In 1988, Debra Haffner, then Executive Director of the Sexuality Information and Education Council of the United States (SIECUS), wrote in a report that teens should “explore the full range of safe sexual behavior” and suggested that “a partial list of safe sex practices for teens could include talking, flirting, dancing, hugging, necking, massaging, caressing, undressing each other, masturbation alone, masturbation in front of a partner, and mutual masturbation.”
“Not all CSE programs include these suggestions, but many do,” ACPeds observed. The group states this ideology has not served teen public health well since, as the Centers for Disease Control and Prevention (CDC) notes, “abstinence from vaginal, anal, and oral intercourse is the only 100% effective way to prevent HIV, other STDs, and pregnancy.”

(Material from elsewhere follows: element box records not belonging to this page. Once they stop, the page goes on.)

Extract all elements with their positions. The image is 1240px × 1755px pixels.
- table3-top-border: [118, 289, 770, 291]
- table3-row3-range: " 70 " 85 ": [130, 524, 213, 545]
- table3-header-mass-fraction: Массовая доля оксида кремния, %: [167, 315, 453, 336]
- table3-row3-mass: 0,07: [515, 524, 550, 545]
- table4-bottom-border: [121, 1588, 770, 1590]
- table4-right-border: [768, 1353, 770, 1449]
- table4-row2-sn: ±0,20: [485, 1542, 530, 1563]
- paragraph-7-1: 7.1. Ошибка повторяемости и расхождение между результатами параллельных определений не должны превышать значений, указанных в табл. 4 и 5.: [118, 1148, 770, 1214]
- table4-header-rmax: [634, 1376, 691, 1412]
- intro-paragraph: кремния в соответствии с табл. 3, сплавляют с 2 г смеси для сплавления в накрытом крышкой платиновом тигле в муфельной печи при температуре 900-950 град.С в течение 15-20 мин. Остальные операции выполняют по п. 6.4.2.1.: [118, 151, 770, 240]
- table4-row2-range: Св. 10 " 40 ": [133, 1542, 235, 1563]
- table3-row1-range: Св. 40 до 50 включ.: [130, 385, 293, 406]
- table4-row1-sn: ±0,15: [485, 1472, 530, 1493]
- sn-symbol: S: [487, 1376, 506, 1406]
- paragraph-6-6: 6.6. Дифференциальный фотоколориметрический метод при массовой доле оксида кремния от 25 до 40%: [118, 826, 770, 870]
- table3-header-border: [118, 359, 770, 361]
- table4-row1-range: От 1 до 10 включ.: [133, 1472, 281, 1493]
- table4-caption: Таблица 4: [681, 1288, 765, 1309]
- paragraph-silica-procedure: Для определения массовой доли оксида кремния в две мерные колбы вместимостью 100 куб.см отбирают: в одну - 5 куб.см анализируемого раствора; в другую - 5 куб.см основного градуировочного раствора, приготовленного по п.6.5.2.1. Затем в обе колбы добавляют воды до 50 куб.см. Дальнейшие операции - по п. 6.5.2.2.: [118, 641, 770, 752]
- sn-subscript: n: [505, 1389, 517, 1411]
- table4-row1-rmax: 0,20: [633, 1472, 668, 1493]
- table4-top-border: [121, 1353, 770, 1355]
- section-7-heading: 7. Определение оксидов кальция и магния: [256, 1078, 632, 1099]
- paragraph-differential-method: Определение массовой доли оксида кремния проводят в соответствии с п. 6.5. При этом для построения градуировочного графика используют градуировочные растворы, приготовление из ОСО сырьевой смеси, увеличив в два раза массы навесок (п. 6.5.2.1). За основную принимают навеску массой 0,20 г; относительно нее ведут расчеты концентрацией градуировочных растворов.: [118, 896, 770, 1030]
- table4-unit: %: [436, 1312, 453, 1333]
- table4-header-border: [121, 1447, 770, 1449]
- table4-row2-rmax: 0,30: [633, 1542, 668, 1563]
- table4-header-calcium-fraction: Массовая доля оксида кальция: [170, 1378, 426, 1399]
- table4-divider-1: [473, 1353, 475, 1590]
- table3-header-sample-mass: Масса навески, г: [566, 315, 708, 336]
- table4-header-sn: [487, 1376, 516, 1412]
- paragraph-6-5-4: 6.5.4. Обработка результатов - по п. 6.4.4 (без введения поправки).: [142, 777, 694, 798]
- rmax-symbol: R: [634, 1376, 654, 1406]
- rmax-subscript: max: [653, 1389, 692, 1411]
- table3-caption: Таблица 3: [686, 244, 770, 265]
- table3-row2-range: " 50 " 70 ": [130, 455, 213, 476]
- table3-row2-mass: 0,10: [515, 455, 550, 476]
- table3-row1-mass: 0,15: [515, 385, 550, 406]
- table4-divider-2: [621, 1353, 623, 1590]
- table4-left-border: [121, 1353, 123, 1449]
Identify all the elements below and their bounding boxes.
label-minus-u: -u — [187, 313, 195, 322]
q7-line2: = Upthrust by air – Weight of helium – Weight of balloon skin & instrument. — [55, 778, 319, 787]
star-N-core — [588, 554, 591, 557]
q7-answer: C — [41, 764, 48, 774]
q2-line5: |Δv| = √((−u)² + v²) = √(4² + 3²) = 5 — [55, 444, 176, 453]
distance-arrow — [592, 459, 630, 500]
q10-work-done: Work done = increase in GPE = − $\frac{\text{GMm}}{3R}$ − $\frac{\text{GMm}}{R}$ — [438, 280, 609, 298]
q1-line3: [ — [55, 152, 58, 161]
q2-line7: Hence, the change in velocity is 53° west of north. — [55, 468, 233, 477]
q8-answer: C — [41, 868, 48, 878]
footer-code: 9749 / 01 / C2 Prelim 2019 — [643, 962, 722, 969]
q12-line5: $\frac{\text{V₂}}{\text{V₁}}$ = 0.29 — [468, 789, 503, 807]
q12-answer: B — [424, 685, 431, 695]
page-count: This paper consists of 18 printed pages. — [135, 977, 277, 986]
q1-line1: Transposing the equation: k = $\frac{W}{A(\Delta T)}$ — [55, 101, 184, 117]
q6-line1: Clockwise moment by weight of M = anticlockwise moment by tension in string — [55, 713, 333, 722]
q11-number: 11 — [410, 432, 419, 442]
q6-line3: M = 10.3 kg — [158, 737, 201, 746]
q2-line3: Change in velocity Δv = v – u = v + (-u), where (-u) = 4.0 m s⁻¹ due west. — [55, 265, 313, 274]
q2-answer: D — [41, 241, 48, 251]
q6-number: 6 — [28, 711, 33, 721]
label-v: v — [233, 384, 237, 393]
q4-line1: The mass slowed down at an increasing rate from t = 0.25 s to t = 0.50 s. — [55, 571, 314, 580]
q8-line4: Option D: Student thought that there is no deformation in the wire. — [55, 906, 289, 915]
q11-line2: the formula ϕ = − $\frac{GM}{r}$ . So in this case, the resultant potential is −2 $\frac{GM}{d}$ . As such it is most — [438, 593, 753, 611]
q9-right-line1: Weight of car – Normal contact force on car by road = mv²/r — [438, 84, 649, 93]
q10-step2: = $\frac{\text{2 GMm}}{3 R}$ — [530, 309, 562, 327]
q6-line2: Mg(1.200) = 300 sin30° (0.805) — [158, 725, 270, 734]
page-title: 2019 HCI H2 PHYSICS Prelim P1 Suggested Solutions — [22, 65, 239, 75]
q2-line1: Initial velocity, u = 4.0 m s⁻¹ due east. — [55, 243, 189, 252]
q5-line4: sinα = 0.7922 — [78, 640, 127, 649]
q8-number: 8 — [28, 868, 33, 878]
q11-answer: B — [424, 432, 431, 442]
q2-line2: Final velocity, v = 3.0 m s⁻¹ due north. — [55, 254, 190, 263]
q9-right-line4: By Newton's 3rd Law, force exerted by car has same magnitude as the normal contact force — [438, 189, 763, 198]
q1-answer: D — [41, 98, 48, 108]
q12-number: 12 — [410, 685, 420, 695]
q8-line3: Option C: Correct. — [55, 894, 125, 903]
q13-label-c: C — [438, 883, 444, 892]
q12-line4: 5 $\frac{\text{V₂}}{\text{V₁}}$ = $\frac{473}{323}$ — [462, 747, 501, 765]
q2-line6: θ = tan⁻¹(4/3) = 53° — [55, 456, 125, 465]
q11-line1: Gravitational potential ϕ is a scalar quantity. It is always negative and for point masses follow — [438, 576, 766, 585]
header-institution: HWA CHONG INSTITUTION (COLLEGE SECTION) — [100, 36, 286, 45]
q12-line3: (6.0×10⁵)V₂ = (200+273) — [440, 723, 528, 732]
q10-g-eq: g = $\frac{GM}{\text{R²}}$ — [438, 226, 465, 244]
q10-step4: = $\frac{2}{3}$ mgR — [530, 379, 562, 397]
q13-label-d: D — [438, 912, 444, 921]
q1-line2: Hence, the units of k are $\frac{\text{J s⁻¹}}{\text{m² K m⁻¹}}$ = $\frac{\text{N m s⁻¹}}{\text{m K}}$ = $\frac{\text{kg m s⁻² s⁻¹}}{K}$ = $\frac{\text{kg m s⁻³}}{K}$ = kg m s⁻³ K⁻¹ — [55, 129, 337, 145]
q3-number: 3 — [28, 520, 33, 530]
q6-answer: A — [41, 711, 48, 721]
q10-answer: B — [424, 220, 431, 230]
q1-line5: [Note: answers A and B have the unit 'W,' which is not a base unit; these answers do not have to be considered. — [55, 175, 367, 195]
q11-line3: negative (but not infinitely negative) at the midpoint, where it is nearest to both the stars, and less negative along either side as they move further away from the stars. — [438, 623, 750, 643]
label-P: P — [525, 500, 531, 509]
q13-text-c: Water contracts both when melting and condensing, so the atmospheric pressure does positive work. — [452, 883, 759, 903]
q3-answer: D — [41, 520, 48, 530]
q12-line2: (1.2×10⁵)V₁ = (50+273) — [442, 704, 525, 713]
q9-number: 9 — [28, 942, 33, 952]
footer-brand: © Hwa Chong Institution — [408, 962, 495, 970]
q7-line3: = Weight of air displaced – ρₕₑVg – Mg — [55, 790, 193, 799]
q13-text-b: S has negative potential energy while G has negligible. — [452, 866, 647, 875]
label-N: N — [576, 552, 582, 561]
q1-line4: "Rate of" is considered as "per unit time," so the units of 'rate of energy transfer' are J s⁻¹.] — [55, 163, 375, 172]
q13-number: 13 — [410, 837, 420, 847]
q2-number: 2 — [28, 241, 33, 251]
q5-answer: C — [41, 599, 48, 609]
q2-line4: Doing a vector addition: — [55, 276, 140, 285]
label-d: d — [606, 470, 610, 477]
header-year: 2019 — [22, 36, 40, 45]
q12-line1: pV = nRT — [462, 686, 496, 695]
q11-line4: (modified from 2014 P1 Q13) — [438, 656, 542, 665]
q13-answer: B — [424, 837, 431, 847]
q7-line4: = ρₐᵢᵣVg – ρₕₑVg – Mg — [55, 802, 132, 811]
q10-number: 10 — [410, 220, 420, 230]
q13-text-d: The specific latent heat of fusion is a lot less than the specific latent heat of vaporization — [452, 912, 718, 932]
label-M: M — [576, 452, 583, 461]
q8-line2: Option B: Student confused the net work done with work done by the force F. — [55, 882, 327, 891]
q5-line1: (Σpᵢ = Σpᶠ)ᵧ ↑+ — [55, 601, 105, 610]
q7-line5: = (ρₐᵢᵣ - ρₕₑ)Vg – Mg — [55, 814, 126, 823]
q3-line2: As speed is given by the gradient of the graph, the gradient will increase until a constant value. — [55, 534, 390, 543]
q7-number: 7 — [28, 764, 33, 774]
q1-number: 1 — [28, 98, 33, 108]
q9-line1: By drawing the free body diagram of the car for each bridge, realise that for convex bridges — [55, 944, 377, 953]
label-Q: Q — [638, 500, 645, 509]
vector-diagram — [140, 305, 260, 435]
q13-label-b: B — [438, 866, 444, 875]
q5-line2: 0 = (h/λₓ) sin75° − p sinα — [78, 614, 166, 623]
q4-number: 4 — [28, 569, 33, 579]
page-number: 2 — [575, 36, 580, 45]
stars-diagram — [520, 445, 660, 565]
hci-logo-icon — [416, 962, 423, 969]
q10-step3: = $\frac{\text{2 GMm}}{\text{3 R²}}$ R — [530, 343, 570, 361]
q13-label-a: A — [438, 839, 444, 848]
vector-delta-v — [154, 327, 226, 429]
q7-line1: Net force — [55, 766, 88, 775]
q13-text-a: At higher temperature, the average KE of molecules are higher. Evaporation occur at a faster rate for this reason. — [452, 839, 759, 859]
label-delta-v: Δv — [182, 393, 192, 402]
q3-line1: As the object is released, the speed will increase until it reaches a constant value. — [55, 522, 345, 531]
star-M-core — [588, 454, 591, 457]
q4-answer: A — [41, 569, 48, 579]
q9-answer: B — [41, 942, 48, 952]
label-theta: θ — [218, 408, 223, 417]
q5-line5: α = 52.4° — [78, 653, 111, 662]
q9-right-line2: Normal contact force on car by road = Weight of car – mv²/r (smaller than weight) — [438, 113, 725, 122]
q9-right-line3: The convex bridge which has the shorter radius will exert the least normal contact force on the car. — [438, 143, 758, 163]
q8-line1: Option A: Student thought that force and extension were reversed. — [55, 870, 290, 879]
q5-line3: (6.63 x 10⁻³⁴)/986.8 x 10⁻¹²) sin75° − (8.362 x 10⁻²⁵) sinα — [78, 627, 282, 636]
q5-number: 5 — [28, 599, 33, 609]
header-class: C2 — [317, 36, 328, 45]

In August, the CDC released data revealing that the number of cases of sexually-transmitted diseases (STDs) had skyrocketed for the fourth consecutive year. According to the CDC, “half of the 20 million new STDs reported each year were among young people, between the ages of 15 to 24.”
ACPeds notes that while studies suggest a range of factors – such as poverty, discrimination, and drug use – may contribute to STD increases, it is still reasonable to ask, “After forty years of widespread ‘comprehensive sex education’ (CSE) in American schools, why are STDs at epidemic levels among teenagers, and continuing to rise?
The pediatricians assert the common CSE ideology that risk avoidance is “not attainable, and the best anyone can do to help our youth is to reduce risk by promoting contraceptive education and services,” is not helping young people to remain free of STDs. Even condoms are used they are not 100 percent effective against STDs.
“In short, Comprehensive Sex Education (CSE) is not comprehensive,” ACPeds reports. “Instead, CSE is almost entirely focused on skills to help teens attempt to reduce the physical consequences of sex through the use of contraception.”